Representations of reflection monoids

Reflection groups have been investigated since the nineteenth century and now have fundamental relevance for various strands of mathematics, including Lie groups, Lie algebra and Weyl groups. Recently, Everitt and Fountain [19] formulated the notion of reflection monoids, a generalization of the idea of reflection groups to the semigroup theory. In particular, they introduced the family of Boolean reflection monoids of types $\mathscr A_{n-1}$ and $\mathscr B_{n}$, where type $\mathscr A_{n-1}$ is isomorphic to the symmetric inverse monoid, and type $\mathscr B_{n}$ is isomorphic to the monoid of partial signed permutations. The last quarter of a century has witnessed a resurgence in the interest in representations of semigroups. The principal approach to identifying these representations is the Clifford-Munn correspondence, the underlying idea of which is that irreducible representations are in one-to-one correspondence with irreducible representations of the maximal subgroups.
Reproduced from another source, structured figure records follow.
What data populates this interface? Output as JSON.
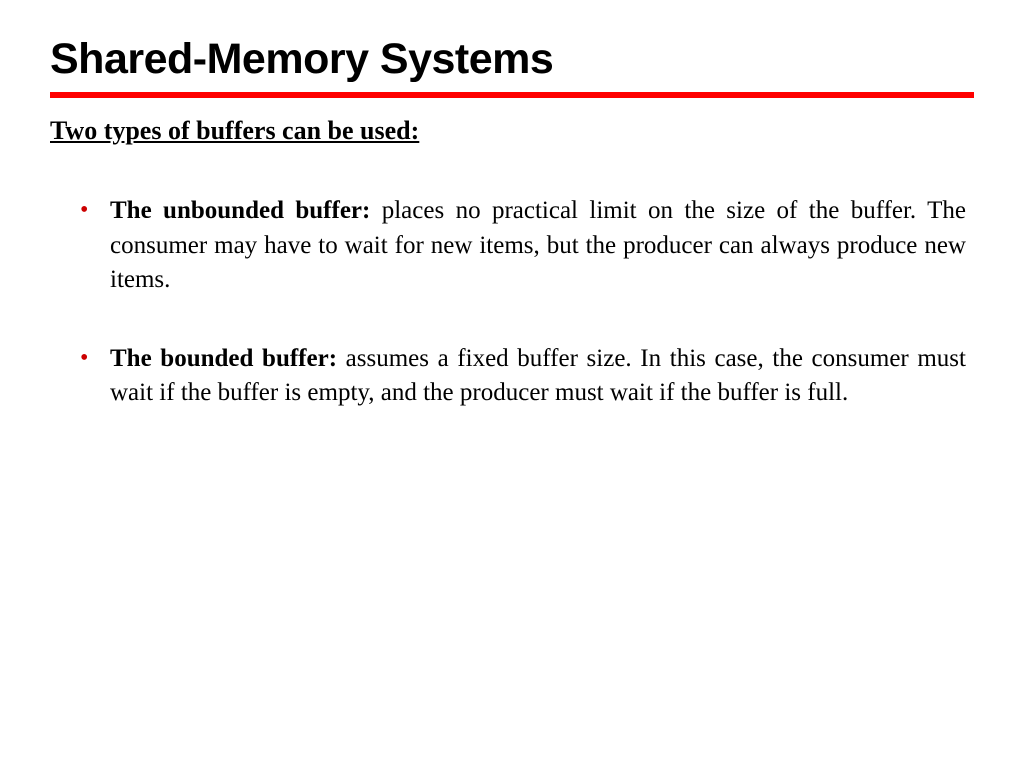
{
  "slide": {
    "title": "Shared-Memory Systems",
    "subheading": "Two types of buffers can be used:",
    "bullets": [
      {
        "lead": "The unbounded buffer:",
        "body": " places no practical limit on the size of the buffer. The consumer may have to wait for new items, but the producer can always produce new items."
      },
      {
        "lead": "The bounded buffer:",
        "body": " assumes a fixed buffer size. In this case, the consumer must wait if the buffer is empty, and the producer must wait if the buffer is full."
      }
    ]
  },
  "style": {
    "title_color": "#000000",
    "underline_color": "#ff0000",
    "bullet_marker_color": "#cc0000",
    "body_text_color": "#000000",
    "background_color": "#ffffff",
    "title_fontsize": 43,
    "subheading_fontsize": 26,
    "body_fontsize": 25,
    "title_font": "Arial",
    "body_font": "Times New Roman"
  }
}
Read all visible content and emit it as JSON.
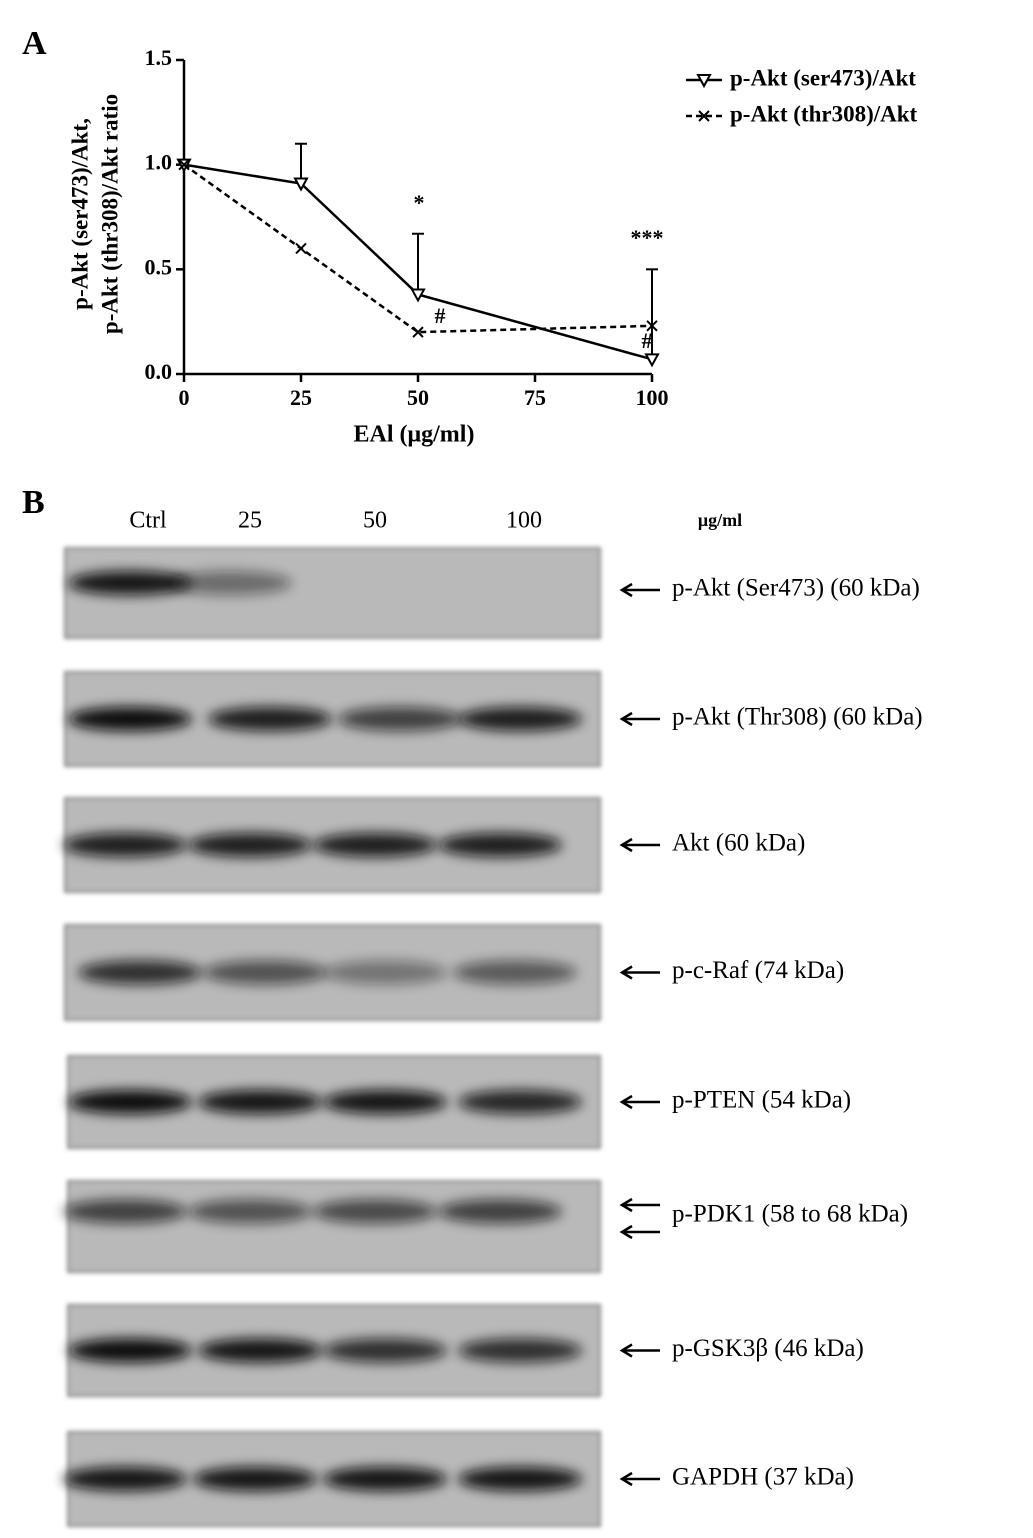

For type $\mathscr A_{n-1}$ Boolean reflection monoids, the maximal subgroups are symmetric groups $S_ {k}\ (k\leq n)$, while for type $\mathscr B_{n}$, the maximal subgroups are signed permutation groups $B_ {k}\ (k\leq n).$ These signed permutation groups and their properties can be found scattered in the literature. In this thesis, we collect and reformulate these properties in a form that is analogous to the symmetric group $S_{n}.$ We employ the Clifford-Munn correspondence to provide an explicit account of the ordinary irreducible representations of types $\mathscr A_{n-1}$ and $\mathscr B_{n}$ Boolean reflection monoids, utilizing combinatorial objects called Young tableaux. Preliminary to this, we also prove, for an arbitrary finite inverse monoid, that induced and reduced representations of an irreducible representation, derived from employing the Clifford-Munn correspondence, are themselves irreducible.